Warnung vor Eskalation

Folgt nach dem Gaza-Krieg ein neuer Krieg zwischen Israel und der Hisbollah im Libanon?

Israels Premier benjamin Netanjah rückt von seiner harten Haltung nicht ab.
© AFP/Cohen-magen

Israels Regierungschef Benjamin Netanjahu kündigte zwar an, die intensiven Kämpfe im Gazastreifen bald zu beenden. Von einem dauerhaften Waffenstillstand will er aber nichts wissen. Unterdessen droht einer neuer Krieg Israels mit der Hisbollah im Libanon.

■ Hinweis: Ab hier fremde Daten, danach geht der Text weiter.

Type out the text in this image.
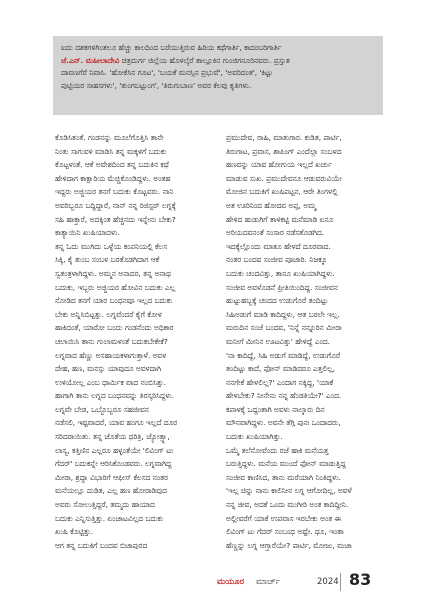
ಐದು ದಶಕಗಳಿಗಿಂತಲೂ ಹೆಚ್ಚು ಕಾಲದಿಂದ ಬರೆಯುತ್ತಿರುವ ಹಿರಿಯ ಕಥೆಗಾರ್ತಿ, ಕಾದಂಬರಿಗಾರ್ತಿ
ಜೆ.ಎನ್. ಮಹೀಲಾದೇವಿ ಚಿತ್ರದುರ್ಗ ಜಿಲ್ಲೆಯ ಹೊಳಲ್ಕೆರೆ ತಾಲ್ಲೂಕಿನ ಗುಂಜಿಗನೂರಿನವರು. ಪ್ರಸ್ತುತ
ದಾವಣಗೆರೆ ನಿವಾಸಿ. 'ಹೋಕೆಸಿನ ಗೂಟ', 'ಬಯಕೆ ಮನಸ್ಸಿನ ಪ್ರಭುವೆ', 'ಅವರಿದಂತ', 'ಕಿಟ್ಟು
ಪುಟ್ಟಿಯರ ಸಾಹಸಗಳು', 'ತುಂಗಬಟ್ಟುಂಗ', 'ತಿರುಗುಬಾಣ' ಅವರ ಕೆಲವು ಕೃತಿಗಳು.
ಕೊಡಿಸಿತಂತೆ. ಗಂಡನನ್ನು ಮೂಲೆಗೊತ್ತಿಸಿ ತಾನೇ
ನಿಂತು ಸಾಗುವಳಿ ಮಾಡಿಸಿ ತನ್ನ ಮಕ್ಕಳಿಗೆ ಬದುಕು
ಕೊಟ್ಟಳಂತೆ. ಆಕೆ ಅವೇಶದಿಂದ ತನ್ನ ಬದುಕಿನ ಕಥೆ
ಹೇಳಿದಾಗ ಕಾಕ್ಷಾರಿಯ ಮೆಚ್ಚಿಕೊಂಡಿದ್ದಳು. ಅಂತಹ
ಇದ್ದರು ಅಜ್ಜಿಯರ ತನಗೆ ಬದುಕು ಕೊಟ್ಟವರು. ನಾನಿ
ಅವರಿಬ್ಬರೂ ಬದ್ದಿದ್ದಾರೆ, ನಾನ್ ನನ್ನ ರಿಜಿಸ್ಟರ್ ಲಗ್ನಕ್ಕೆ
ಸಹಿ ಹಾಕ್ತಾರೆ, ಅದಕ್ಕಿಂತ ಹೆಚ್ಚಿನದು ಇನ್ನೇನು ಬೇಕು?
ಕಾತ್ಯಾಯಿನಿ ಖುಷಿಯಾದಳು.
ತನ್ನ ಓದು ಮುಗಿದು ಒಳ್ಳೆಯ ಕಂಪನಿಯಲ್ಲಿ ಕೆಲಸ
ಸಿಕ್ಕಿ, ಕೈ ತುಂಬ ಸಂಬಳ ಬರತೊಡಗಿದಾಗ ಆಕೆ
ಸ್ವತಂತ್ರಳಾಗಿದ್ದಳು. ಅಮ್ಮನ ಅನಾದರ, ತನ್ನ ಅನಾಥ
ಬದುಕು, ಇಬ್ಬರು ಅಜ್ಜಿಯರ ಹೋವಿನ ಬದುಕು ಎಲ್ಲ
ನೋಡಿದ ತನಗೆ ಯಾರ ಬಂಧನವೂ ಇಲ್ಲದ ಬದುಕು
ಬೇಕು ಅನ್ನಿಸಿಬಿಟ್ಟತ್ತು. ಲಗ್ನವೆಂದರೆ ಕೈಗೆ ಕೋಳ
ಹಾಕಿದಂತೆ, ಯಾರೋ ಬಂದು ಗಂಡನೆಂದು ಅಧಿಕಾರ
ಚಲಾಯಿಸಿ ತಾನು ಗುಲಾಮಳಂತೆ ಬದುಕಬೇಕೇಕೆ?
ಲಗ್ನವಾದ ಹೆಣ್ಣು ಅಸಹಾಯಕಳಾಗುತ್ತಾಳೆ. ಅವಳ
ದೇಹ, ಹಣ, ಮನಸ್ಸು ಯಾವುದೂ ಅವಳದಾಗಿ
ಉಳಿಯೋಲ್ಲ ಎಂಬ ಧಾರ್ಮಿಕ ವಾದ ನಂಬಿಸಿತ್ತು.
ಹಾಗಾಗಿ ತಾನು ಲಗ್ನದ ಬಂಧನವನ್ನು ತಿರಸ್ಕರಿಸಿದ್ದಳು.
ಲಗ್ನವೇ ಬೇಡ, ಒಬ್ಬೊಬ್ಬರೂ ಸಹಜೀವನ
ನಡೆಸಲಿ, ಇಷ್ಟವಾದರೆ, ಯಾವ ಹಂಗೂ ಇಲ್ಲದೆ ದೂರ
ಸರಿದರಾಯಿತು. ತನ್ನ ಜೊತೆಯ ಧರಿತ್ರಿ, ಜ್ಯೋತ್ಸ್ನಾ,
ಲಾಸ್ಯ, ಕತ್ತಿಣಿನ ಎಲ್ಲರೂ ಹಳ್ಳಂತೆಯೇ 'ಲಿವಿಂಗ್ ಟು
ಗೆದರ್' ಬದುಕನ್ನೇ ಆರಿಸಿಕೊಂಡವರು. ಲಗ್ನವಾಗಿದ್ದ
ಮೀರಾ, ಶ್ರದ್ಧಾ ವಿಭಾರಿಗೆ ಆಫೀಸ್ ಕೆಲಸದ ನಂತರ
ಮನೆಯಲ್ಲೂ ದುಡಿತ, ಎಲ್ಲ ಹಣ ಹೋರಾಡಿವುದ
ಅವರು ಸೋಲುತ್ತಿದ್ದರೆ, ತಮ್ಮದು ಹಾಯಾದ
ಬದುಕು ಎನ್ನಿಸುತ್ತಿತ್ತು. ಏಂಜಾಟವಿಲ್ಲದ ಬದುಕು
ಖುಷಿ ಕೊಟ್ಟಿತ್ತು.
ಆಗ ತನ್ನ ಬದುಕಿಗೆ ಬಂದವ ಬಿಜಾಪುರದ
ಪ್ರಮುದೇವ, ರಾಹಿ, ಮಾತುಗಾರ. ಕುಡಿತ, ಪಾರ್ಟಿ,
ತಿರುಗಾಟ, ಪ್ರವಾಸ, ಶಾಪಿಂಗ್ ಎಂದೆಲ್ಲಾ ಸಂಬಳದ
ಹಣವನ್ನು ಯಾವ ಹೋಗುಯ ಇಲ್ಲದೆ ಖರ್ಚು
ಮಾಡುವ ಸುಖ. ಪ್ರಮುದೇವನೂ ಆಡುವರುವಿಯೇ
ಮೋಜಿನ ಬದುಕಿಗೆ ಖುಷಿಪಟ್ಟನ, ಆರೇ ತಿಂಗಳಲ್ಲಿ
ಅತ ಊರಿನಿಂದ ಹೋದವ ಅಪ್ಪ, ಅಮ್ಮ
ಹೇಳಿದ ಹುಡುಗಿಗೆ ತಾಳಿಕಟ್ಟಿ ಮನೆಮಾಡಿ ಏನೂ
ಅರಿಯದವನಂತೆ ಸಂಸಾರ ನಡೆಸತೊಡಗಿದ.
ಇದಕ್ಕೆಲ್ಲೊಂದು ಮಾತೂ ಹೇಳದೆ ದೂರವಾದ.
ನಂತರ ಬಂದವ ಸಂಜೀವ ಪೂಜಾರಿ. ನಿಜಕ್ಕೂ
ಬದುಕು ಚಂದವಿತ್ತು, ತಾನೂ ಖುಷಿಯಾಗಿದ್ದಳು.
ಸಂಜೀವ ಅವಳೊಡನೆ ಪ್ರೀತಿಯಿಂದಿದ್ದ. ಸಂಜೀವನ
ಹುಟ್ಟುಹಬ್ಬಕ್ಕೆ ಚಂದದ ಉಡುಗೊರೆ ತಂದಿಟ್ಟು
ಸಿಹಿಅಡುಗೆ ಮಾಡಿ ಕಾದಿದ್ದಳು, ಆತ ಬರಲೇ ಇಲ್ಲ.
ಮರುದಿನ ಸಂಜೆ ಬಂದವ, 'ನಿನ್ನೆ ನನ್ನೂರಿನ ಮೀರಾ
ಮನೀಗೆ ಮೀನಿನ ಊಟವಿತ್ತು' ಹೇಳಿದ್ದೆ ಎಂದ.
'ನಾ ಕಾದಿದ್ದೆ, ಸಿಹಿ ಅಡುಗೆ ಮಾಡಿದ್ದೆ, ಉಡುಗೊರೆ
ತಂದಿಟ್ಟು ಕಾದೆ, ಫೋನ್ ಮಾಡಿದರೂ ಎತ್ತಲಿಲ್ಲ,
ನನಗೇಕೆ ಹೇಳಲಿಲ್ಲ?' ಎಂದಾಗ ನಕ್ಕಿದ್ದ, 'ಯಾಕೆ
ಹೇಳಬೇಕು? ನೀನೇನು ನನ್ನ ಹೆಂಡತಿಯೇ?' ಎಂದ.
ಕಪಾಳಕ್ಕೆ ಒದ್ದಂತಾಗಿ ಅವಳು ನಾಲ್ಕಾರು ದಿನ
ಮೌನವಾಗಿದ್ದಳು. ಅವನೇ ತೆಗ್ಗಿ ಪುನಃ ಒಂದಾದರು,
ಬದುಕು ಖುಷಿಯಾಗಿತ್ತು.
ಒಮ್ಮೆ ತಲೆನೋವೆಂದು ರಜೆ ಹಾಕಿ ಮನೆಯತ್ತ
ಬರುತ್ತಿದ್ದಳು. ಮನೆಯ ಮುಂದೆ ಫೋನ್ ಮಾಡುತ್ತಿದ್ದ
ಸಂಜೀವ ಕಾಣಿಸಿದ, ತಾನು ಮರೆಯಾಗಿ ನಿಂತಿದ್ದಳು.
'ಇಲ್ಲ ಚಿನ್ನು ನಾನು ಕಾಲಿನೀನ ಲಗ್ನ ಆಗೋದಿಲ್ಲ, ಅವಳೆ
ನನ್ನ ಜೀವ, ಅದಕೆ ಒಂದು ಮುಗೀರಿ ಅಂತ ಕಾದಿದ್ದೀನಿ.
ಅಲ್ಲೀವರೆಗೆ ಯಾಕೆ ಉಪವಾಸ ಇರಬೇಕು ಅಂತ ಈ
ಲಿವಿಂಗ್ ಟು ಗೆದರ್ ಸಂಬಂಧ ಅಷ್ಟೇ. ಥೂ, ಇಂತಾ
ಹೆಣ್ಣನ್ನು ಲಗ್ನ ಆಗ್ತಾರೆಯೇ? ಪಾರ್ಟಿ, ಮೋಜು, ಮಜಾ
ಮಯೂರ ಮಾರ್ಚ್	2024 83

Tel Aviv - Israels Ministerpräsident Benjamin Netanjahu hat im Gaza-Krieg ein baldiges Ende der intensiven Kampfphase angekündigt, will den Krieg aber erst mit der Zerschlagung der islamistischen Hamas beenden. Das sagte Netanjahu am Sonntagabend im israelischen Fernsehsender Channel 14. Auf die Frage, ob er nach Ende der intensiven Kampfphase bereit sei, mit der Hamas eine Vereinbarung zu treffen, die eine Verpflichtung zur Beendigung des Krieges darstellen würde, antwortete Netanjahu mit Nein. Er sei zu einer vorübergehenden Waffenruhe im Gegenzug für die Freilassung einiger Geiseln bereit. Danach aber müssten die Kämpfe weitergehen, bis die Hamas zerstört sei. Gleich darauf sah sich das Büro des Ministerpräsidenten zu einer Klarstellung veranlasst: "Es ist die Hamas, die ein Abkommen ablehnt, nicht Israel", hieß es am Abend in einer knappen Mitteilung.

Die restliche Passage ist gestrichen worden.